In order to achieve this, I initially constructed a dummy model utilizing this as my basline model. Subsequently, I assessed various other models, including a decision tree, logistic regression, and random forest. Upon determining that the random forest model exhibited the highest performance, I optimized the models parameters using a pipeline and grid searches. As a result, I developed a final model that achieved an accuracy of 81%, which is significantly superior to the baseline model's accuracy of 54%.
Among the various features considered, the most crucial one is GPS height, and there are several potential reasons for its significance. Firstly, there may exist a correlation between the altitude of a well and other inherent attributes that are typically associated with different altitudes. Secondly, the type of well pump utilized may vary at different altitudes, subsequently affecting its functional capacity. The remaining important features, such as the well's age, water availability, and TSH, were expected to contribute more significantly to the overall analysis.
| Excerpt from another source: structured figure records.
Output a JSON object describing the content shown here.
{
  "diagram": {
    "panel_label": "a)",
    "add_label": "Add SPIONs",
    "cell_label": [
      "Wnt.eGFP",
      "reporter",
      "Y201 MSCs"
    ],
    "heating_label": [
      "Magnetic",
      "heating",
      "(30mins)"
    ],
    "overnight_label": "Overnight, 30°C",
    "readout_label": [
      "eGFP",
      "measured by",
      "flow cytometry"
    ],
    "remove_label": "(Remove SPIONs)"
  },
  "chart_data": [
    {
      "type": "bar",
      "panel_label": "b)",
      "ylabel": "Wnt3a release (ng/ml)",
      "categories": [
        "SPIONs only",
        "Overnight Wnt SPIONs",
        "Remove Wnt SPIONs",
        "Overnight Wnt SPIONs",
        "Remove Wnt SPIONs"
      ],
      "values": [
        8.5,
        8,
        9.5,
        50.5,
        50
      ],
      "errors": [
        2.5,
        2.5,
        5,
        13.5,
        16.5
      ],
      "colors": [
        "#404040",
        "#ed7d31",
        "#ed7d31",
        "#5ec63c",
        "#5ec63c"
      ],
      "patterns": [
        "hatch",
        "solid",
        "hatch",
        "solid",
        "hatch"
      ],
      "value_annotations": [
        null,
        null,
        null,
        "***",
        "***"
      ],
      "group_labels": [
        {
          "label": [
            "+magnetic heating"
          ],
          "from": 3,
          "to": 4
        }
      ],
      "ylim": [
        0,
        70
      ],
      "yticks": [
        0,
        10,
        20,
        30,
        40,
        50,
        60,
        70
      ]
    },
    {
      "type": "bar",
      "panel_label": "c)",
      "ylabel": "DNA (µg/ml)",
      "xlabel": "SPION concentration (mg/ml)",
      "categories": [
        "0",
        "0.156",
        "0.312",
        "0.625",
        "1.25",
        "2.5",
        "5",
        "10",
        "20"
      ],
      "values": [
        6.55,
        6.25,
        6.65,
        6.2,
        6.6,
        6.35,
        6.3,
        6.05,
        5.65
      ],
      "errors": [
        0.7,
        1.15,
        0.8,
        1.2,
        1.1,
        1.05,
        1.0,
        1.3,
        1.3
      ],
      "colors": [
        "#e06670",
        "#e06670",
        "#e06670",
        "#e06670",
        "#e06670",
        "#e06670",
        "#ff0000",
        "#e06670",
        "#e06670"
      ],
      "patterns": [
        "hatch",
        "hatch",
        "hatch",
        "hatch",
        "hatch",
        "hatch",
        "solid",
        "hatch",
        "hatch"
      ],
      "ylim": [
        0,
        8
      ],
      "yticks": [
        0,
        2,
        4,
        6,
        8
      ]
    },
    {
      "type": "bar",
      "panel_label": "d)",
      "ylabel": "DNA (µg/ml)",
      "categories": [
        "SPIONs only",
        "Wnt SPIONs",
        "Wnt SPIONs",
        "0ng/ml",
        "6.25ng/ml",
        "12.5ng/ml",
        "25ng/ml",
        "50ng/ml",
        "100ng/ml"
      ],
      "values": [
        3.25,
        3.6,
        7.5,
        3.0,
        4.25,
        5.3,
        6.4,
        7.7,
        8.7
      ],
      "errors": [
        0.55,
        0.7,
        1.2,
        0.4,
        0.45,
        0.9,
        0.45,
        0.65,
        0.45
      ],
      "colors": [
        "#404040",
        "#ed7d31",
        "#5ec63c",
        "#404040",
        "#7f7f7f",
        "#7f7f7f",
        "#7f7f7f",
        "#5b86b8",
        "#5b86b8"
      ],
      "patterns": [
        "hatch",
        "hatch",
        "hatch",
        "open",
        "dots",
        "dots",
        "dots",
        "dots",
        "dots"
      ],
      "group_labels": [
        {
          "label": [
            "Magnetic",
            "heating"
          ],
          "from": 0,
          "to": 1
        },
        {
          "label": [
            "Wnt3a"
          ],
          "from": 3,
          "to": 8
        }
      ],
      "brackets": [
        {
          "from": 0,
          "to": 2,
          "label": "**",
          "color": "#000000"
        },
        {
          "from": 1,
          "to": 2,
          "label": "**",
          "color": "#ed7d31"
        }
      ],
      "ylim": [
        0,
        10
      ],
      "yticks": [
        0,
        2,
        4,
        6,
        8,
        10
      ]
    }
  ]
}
Map of each well with color weighted according to their GPS height. Red indicates the highest elevation, and blue indicates the lowest elevation.
A map depicting the elevation of Tanzania was generated, the resolution of the color scale for the elevation map of Tanzania was reduced due to the inability to achieve a matching resolution when mapping the GPS height points of each well.
Map depicting both the elevation of Tanzania and wells' GPS heights. The color scale of the wells' GPS height was adjusted to align with the color range used in the map of Tanzania's elevation.
Upon reviewing the maps, it is evident that the GPS heights for most wells correspond appropriately to their expected elevations. However, there are certain instances of unalignment, suggesting that several GPS heights may have been incorrectly recorded as 0 or another incorrect value.
In this map, wells with GPS heights of 0 are represented in red, while those above 0 are depicted in grey, and below 0 are shown in blue. Upon closer examination, it becomes apparent that the majority of wells with GPS heights recorded as 0 are situated in locations that do not align with the expected elevation for those specific coordinates.
This map depicts the location of the wells across Tanzania according to their class, functional, functional but needs repair, and non-functional.
Comparing the accuracy and recall scores from the baseline model to the final model,
Baseline:
- Accuracy - 57%
- Recall - 57%
Final Model:
- Accuracy - 81%
- Recall - 81%
The final model used in this approach is a random forest with optimized parameters. This model serves the purpose of predicting the status of a well, whether it is functional, non-functional, or functional but in need of repair. Given that access to safe and clean water is considered a fundamental human right, these wells play a vital role in ensuring access to clean water. By utilizing my model, the Tanzanian government can effectively assess whether a well requires repair, aiding in their decision-making process. As I look ahead to the next steps, I am planning to revise the process of developing a predictive model. Initially, I will create a binary classification model with the aim of improving the accuracy of predicting whether a well is functional or not. This binary model will be generated twice, with wells needing repair categorized differently in each model. Once the optimal split for the three classes is determined, a second model will be constructed to predict within the class that contains functional wells but needs repair. This second model will identify which wells specifically need repair. The objective is to enhance the accuracy of predicting the three classes by utilizing two binary classification models as opposed to the current three-class model. Furthermore, I intend to address the issue of wells with incorrect GPS elevation data by either removing them from the dataset or estimating their values based on the overall elevation data of Tanzania. This step aims to improve the accuracy and reliability of the dataset, ensuring that the analysis is based on valid and consistent information.